M. X...conteste avoir agi au détriment de l'intérêt social de la SCI, la seule faute étant un défaut d'information de la cogérante qui ne démontre pas qu'elle se serait opposée à la conclusion du bail, pas plus qu'elle ne démontre que son opposition aurait préservé l'intérêt de la SCI Le Parc, le loyer ayant été fixé sur la base d'un rapport d'expertise du cabinet Roux.
Or, selon les statuts de la SCI Le Parc (article 11 pouvoirs des gérants), un gérant doit informer le ou les autres gérants de la prochaine intervention d'un acte ou engagement et s'en réserver la preuve. Le ou les autres gérants peuvent s'opposer à l'accomplissement de tout acte ou engagement avant qu'il ne soit conclu.
Il s'en infère que l'information à donner au cogérant est prévue dans l'intérêt social puisque le cogérant est à même ainsi d'apprécier s'il doit ou non s'opposer à l'opération projetée compte tenu de l'éventuel atteinte que l'acte est susceptible de porter aux intérêts de la SCI ; le manquement de M. X...à son devoir d'information est d'autant plus important au regard de la nature de l'acte passé, le prix du bail conclu au profit de sa société commerciale étant susceptible de favoriser celle-ci au détriment de la SCI propriétaires des locaux. Cette faute est dès lors directement à l'origine du préjudice que peut subir la SCI par la fixation d'un loyer inférieur à la valeur locative des locaux au bénéfice exclusif de la société commerciale de M. X...qui confond sur sa tête les qualités de bailleur et de locataire.
Sur le préjudice
Pour contester l'estimation de la valeur locative réalisée par l'expert A..., M. X...soulève deux difficultés :
- une erreur de calcul dans la méthode de la valeur de l'investissement à but lucratif : après reprise des chiffres énoncés au rapport et considérant que les deux rapports Roux et Tracol ont fourni l'un et l'autre une valeur vénale de l'immeuble dont il s'agit à hauteur de 303 000 euros, c'est bien une moyenne de 316 694 euros qu'il convient de retenir pour la valeur vénale de l'immeuble et non 323 000 euros comme retenue par l'expert. La détermination de la valeur locative est donc de 316 694 x 9 % = 28 502, 46 euros, arrondie à 28 500 euros. Après application du coefficient minorant de 20 % tenant compte des critères négatifs, c'est une valeur locative de 22 800 euros à laquelle cette méthode aboutit. La moyenne arithmétique des trois méthodes d'évaluation (valeurs comparatives ou statistiques : 30 579 euros ; valeur par la méthode des surfaces pondérées : 29 877, valeur de l'investissement locatif : 22 800) aboutit dès lors à la somme de 27 752 euros, arrondie à 27 750 euros.

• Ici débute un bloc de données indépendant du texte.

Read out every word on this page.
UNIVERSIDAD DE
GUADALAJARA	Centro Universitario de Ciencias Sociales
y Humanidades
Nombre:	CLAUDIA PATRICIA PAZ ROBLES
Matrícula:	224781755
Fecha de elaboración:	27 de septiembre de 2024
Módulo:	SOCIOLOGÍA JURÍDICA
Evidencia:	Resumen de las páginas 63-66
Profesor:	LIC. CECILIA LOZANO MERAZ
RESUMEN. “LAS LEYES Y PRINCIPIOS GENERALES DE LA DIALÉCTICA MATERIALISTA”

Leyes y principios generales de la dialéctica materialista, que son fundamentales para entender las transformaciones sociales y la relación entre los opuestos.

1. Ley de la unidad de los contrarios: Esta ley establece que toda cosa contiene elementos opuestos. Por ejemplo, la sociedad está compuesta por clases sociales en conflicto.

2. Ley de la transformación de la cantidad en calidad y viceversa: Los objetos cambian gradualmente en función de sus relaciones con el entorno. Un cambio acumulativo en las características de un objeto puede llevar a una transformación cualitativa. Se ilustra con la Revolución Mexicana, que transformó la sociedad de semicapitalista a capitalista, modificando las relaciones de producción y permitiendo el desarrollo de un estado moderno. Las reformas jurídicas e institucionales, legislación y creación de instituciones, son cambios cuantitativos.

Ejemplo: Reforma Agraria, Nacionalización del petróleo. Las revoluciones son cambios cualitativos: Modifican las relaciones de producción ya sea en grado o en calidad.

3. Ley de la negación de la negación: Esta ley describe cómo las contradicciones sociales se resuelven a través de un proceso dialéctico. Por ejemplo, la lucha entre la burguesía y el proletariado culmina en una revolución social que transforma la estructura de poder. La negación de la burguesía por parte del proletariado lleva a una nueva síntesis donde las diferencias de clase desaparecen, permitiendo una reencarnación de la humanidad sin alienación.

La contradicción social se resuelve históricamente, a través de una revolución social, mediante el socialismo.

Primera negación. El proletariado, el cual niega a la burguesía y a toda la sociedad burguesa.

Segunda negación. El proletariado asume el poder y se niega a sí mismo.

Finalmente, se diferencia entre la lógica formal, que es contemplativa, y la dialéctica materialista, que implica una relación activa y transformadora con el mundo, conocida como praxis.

- la situation défavorable des locaux : il est clair que les locaux sont situés dans le village isolé de St Barthélemy le Meil et que seules des raisons historiques et personnelles aux ex-époux Descours-Y...expliquent cette implantation en ce lieu.

L'expert A...a justement recensé les éléments négatifs (éloignement des centres d'activités ; situation géographique en zone de montagne ; accès par des routes étroites et sinueuses ; difficulté d'envisager une activité commerciale différente au vu de la conception spécifique des locaux et du peu d'importance de la taille de la commune ; bail monovalent à usage commercial lié au négoce et à la transformation de fruits et préparation liée à l'alimentation). Or, ces éléments négatifs prévalent sur les quelques éléments positifs recensés par l'expert que sont la qualité du bâti et des aménagements intérieurs et extérieurs avec un grand parking à disposition du personnel et des visiteurs. Le coefficient de réduction arbitré par l'expert à hauteur de 20 % apparaît insuffisant pour tenir compte de la prévalence des éléments négatifs tout en excluant l'argumentation de M. X...selon lequel les locaux ne seraient pas loués s ¿ ils ne l'étaient à la SA Roger X...Group, contraire à la réalité de la situation.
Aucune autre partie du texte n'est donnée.